More Intel Data Leak Flaws Documented This Week Situation Particulary Grave

This week has seen a number of flaws in Intel chips that leak data, but two seem to dwarf others publicized so far (archived). The first, TPM-FAIL allows private keys stored with the "Intel Platform Trust Technology"(TM)(R) "trusted platform module" to be acquired via timing leakage. The ST33 by MTMicroelectronics was also shown to have a similar vulnerability.

The gravest reveal (archived) is a set of "Microarchitectural Data Sampling" attacks allowing any data passed through an Intel CPU to be leaked, in flight, whether the data has been stored in the CPU's cache or not. Many of these attacks abuse Intel's handling of speculative execution. Others take advantage of flaws introduced or made worse by efforts to patch Intel's previously documented speculative execution bugs.

Medium.com Now Fetid Cesspool Of Spam And Malware

Medium.com, like its other free to "all comers" predecessors, has now fallen into use as a favored platform for spreading spam and malware payloads (archived). From Google's blogspot through Automattic's WordPress.com(TM)(R), to all of the various social media watermelon fields, no platform free to all comers has managed to avoid this fate. Some bleed more trying to clumsily stop the flood than others.

UK Police Punish 237 Of Their Own For Internal Breaching

After British Police Sergeant Okechukwu Efobi plead guilty for "abusing" police databases to research cases against himself earlier this year, it turns out 237 cops and staffers at police agencies on Airstrip One were disciplined for a variety of infractions broadly classed as "misusing IT resources" (archived). Freedom of Information requests have been met with responses suggesting there is little access control or monitoring of internal police networks and databases within the Queendom (archived).

Trend Micro Staff Sold Customer Information Outside Of Management Direction

Computer "security" firm Trend Micro has disclosed that a member of its staff has sold 68,000 customer records without approval from the firm's management (archived). Earlier this year a long running similar situation at US telecom AT&T came into the light. In that scheme AT&T staff sold access to AT&T systems in an organized manner and without management direction to do so. Trend Micro claims that in this case only the data of English speaking customers in English speaking countries was targeted.

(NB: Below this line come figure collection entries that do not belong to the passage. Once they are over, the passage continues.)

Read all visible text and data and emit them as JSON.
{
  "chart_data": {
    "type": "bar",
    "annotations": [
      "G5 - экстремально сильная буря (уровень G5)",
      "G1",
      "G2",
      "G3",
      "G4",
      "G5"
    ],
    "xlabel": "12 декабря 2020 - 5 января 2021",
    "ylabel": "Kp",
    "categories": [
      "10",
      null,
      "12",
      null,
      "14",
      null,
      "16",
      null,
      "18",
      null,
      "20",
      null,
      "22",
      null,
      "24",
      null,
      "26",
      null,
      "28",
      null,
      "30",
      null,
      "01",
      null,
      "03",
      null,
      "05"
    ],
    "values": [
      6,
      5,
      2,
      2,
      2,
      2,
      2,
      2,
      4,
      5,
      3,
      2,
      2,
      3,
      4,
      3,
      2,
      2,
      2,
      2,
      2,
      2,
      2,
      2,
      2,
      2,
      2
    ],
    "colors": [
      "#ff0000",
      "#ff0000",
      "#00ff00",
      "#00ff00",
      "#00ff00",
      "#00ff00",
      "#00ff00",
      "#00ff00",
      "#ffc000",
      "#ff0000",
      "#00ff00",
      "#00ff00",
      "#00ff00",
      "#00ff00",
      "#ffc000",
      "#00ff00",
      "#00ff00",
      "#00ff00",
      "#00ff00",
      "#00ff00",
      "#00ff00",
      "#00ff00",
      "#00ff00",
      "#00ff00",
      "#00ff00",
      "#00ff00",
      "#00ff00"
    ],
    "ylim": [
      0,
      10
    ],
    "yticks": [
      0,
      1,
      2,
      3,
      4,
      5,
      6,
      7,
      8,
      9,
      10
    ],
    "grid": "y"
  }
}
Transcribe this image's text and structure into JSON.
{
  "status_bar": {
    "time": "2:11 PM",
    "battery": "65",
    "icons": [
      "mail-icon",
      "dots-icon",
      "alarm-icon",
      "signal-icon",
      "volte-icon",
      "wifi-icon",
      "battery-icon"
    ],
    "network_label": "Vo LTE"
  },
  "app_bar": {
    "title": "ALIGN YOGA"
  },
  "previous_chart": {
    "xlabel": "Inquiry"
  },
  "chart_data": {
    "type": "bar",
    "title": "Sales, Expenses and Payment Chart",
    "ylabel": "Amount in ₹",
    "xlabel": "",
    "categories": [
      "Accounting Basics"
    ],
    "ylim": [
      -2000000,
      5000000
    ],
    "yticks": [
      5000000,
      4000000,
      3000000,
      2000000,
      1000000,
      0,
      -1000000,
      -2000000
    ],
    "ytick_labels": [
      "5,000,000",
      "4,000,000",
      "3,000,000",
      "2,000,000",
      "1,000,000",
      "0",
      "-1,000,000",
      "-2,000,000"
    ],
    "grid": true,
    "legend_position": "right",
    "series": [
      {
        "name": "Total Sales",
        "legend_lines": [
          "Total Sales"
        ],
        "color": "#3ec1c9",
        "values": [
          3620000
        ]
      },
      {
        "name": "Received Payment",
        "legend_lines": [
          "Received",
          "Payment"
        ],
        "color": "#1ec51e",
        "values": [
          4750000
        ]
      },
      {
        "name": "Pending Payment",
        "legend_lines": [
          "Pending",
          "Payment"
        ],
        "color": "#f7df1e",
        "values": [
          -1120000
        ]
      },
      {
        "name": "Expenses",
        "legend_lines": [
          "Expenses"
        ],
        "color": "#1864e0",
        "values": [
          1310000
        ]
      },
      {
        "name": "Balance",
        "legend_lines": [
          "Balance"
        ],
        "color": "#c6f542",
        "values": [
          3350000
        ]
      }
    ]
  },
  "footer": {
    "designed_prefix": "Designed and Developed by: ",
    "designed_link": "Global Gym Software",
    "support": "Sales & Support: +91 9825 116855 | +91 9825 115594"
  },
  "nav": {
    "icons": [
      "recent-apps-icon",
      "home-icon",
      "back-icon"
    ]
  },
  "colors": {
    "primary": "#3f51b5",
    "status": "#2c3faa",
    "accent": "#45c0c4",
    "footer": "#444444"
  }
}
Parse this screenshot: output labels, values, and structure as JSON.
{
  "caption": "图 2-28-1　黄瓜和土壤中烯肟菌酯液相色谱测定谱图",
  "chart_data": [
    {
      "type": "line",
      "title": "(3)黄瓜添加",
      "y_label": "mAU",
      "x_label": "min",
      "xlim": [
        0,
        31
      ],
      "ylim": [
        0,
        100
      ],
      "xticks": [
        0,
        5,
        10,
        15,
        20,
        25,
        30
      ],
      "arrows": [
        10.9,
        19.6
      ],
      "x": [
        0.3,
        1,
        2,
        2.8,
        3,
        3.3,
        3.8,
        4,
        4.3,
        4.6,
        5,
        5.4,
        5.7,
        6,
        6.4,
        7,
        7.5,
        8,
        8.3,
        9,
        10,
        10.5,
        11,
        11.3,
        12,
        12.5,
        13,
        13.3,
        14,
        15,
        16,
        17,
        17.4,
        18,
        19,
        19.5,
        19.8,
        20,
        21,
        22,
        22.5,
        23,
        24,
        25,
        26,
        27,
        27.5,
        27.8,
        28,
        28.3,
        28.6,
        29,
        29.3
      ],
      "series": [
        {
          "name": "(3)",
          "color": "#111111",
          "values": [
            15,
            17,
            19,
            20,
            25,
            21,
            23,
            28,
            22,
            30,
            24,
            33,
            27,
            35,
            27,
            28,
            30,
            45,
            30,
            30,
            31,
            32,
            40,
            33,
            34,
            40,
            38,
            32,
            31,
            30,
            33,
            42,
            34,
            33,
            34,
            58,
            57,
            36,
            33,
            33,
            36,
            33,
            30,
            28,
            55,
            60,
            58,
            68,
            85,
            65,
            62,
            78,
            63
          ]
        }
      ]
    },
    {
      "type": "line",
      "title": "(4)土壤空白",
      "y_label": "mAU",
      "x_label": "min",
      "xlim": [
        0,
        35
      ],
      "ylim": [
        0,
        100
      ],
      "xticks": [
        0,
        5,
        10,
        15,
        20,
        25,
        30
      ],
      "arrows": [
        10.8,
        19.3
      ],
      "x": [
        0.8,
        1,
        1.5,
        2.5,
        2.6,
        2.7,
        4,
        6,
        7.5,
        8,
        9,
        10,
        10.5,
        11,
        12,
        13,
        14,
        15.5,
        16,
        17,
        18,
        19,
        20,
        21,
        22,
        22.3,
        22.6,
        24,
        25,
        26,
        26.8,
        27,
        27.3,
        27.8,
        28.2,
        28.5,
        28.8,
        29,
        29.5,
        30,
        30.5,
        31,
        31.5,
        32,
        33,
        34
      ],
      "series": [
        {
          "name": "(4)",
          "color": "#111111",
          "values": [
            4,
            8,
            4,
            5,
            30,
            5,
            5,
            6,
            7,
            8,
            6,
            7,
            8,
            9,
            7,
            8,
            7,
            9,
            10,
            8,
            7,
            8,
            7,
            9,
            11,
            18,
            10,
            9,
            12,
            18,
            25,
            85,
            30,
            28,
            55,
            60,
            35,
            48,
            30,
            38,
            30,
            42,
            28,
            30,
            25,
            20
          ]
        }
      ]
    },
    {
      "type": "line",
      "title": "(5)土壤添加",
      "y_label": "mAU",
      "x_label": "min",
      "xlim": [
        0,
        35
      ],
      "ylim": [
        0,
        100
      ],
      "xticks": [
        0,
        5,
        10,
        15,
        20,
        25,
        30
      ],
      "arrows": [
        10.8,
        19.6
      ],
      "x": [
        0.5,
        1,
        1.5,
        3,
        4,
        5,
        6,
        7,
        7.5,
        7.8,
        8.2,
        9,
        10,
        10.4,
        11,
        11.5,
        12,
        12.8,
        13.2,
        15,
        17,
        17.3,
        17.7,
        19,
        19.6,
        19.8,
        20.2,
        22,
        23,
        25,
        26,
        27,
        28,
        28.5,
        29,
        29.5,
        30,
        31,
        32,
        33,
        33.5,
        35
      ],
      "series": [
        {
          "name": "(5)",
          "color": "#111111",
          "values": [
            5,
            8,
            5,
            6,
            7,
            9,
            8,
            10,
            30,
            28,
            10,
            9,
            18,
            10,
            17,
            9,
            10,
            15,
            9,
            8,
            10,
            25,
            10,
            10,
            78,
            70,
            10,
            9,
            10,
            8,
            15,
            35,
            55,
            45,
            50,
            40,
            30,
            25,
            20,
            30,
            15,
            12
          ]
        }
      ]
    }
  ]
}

US Court: Family Not Entitled To Compensation After Police Destroyed Home Pursuing Shoplifter

The US 10th Circuit Court of Appeals has determined that victims of the local police's destruction of their home are entitled to no compensation at all for their home's reckless destruction by police. An alleged shoplifter unrelated to the home's owners attempted to use the structure as shelter to evade police after he allegedly shoplifted two belts and a t-shirt from a Walmart. With their quarry cornered, the local police spent 19 hours assaulting the structure with repeated strikes from an armoured vehicle and expended more than 72 chemical weapons and smoke munitions ultimately leaving the structure a ruin.

The Court's decision is reproduced in full below: Continue reading

Youth In US Increasingly Decide Life Not Worth Living

The US CDC reports that suicide among people in the US aged 10 to 24 has increased 56% in the period from 2007 to 2017. This coincides with an increase in bureaucratically driven in "anti-bullying" and "suicide awareness" efforts. The chance that the bureaucrats wringing hands will identify the suffocating lack of space their activity leaves as a driver of US youth unable to visualize futures for themselves appears to be nil. Expect the kids to keep checking out.

Python Runtime Differences Across Platforms Do Different Math

A group of chemists at the University of Hawaii published a paper in Organic Letters documenting numerous ways that the math performed by Python differs across the operating systems Python code can be run on (archived). The scripts revealing Pythonistic mathematics to be operating system dependent were intended to process nuclear magnetic resonance spectroscopy data. The scripts were originally described in Nature Protocols in 2014 went so far as to offer differing results across Mac OS X releases. This is far from the first indictment of misapplying computing tools in the modeling of reality.

2011 To 2017 iDevices Jailbroken Via "Apple Bootrom" Exploit

Someone calling themself Axi0mX has unveiled an exploit overcoming "Apple Bootrom" and allowing Apple's iDevices using Apple's A5 through A11 chips to be "jailbroken" or otherwise be put in service of a new master (archived). This exploit reportedly requires physical access to a target device, and patching against the exploit supposedly would require new hardware.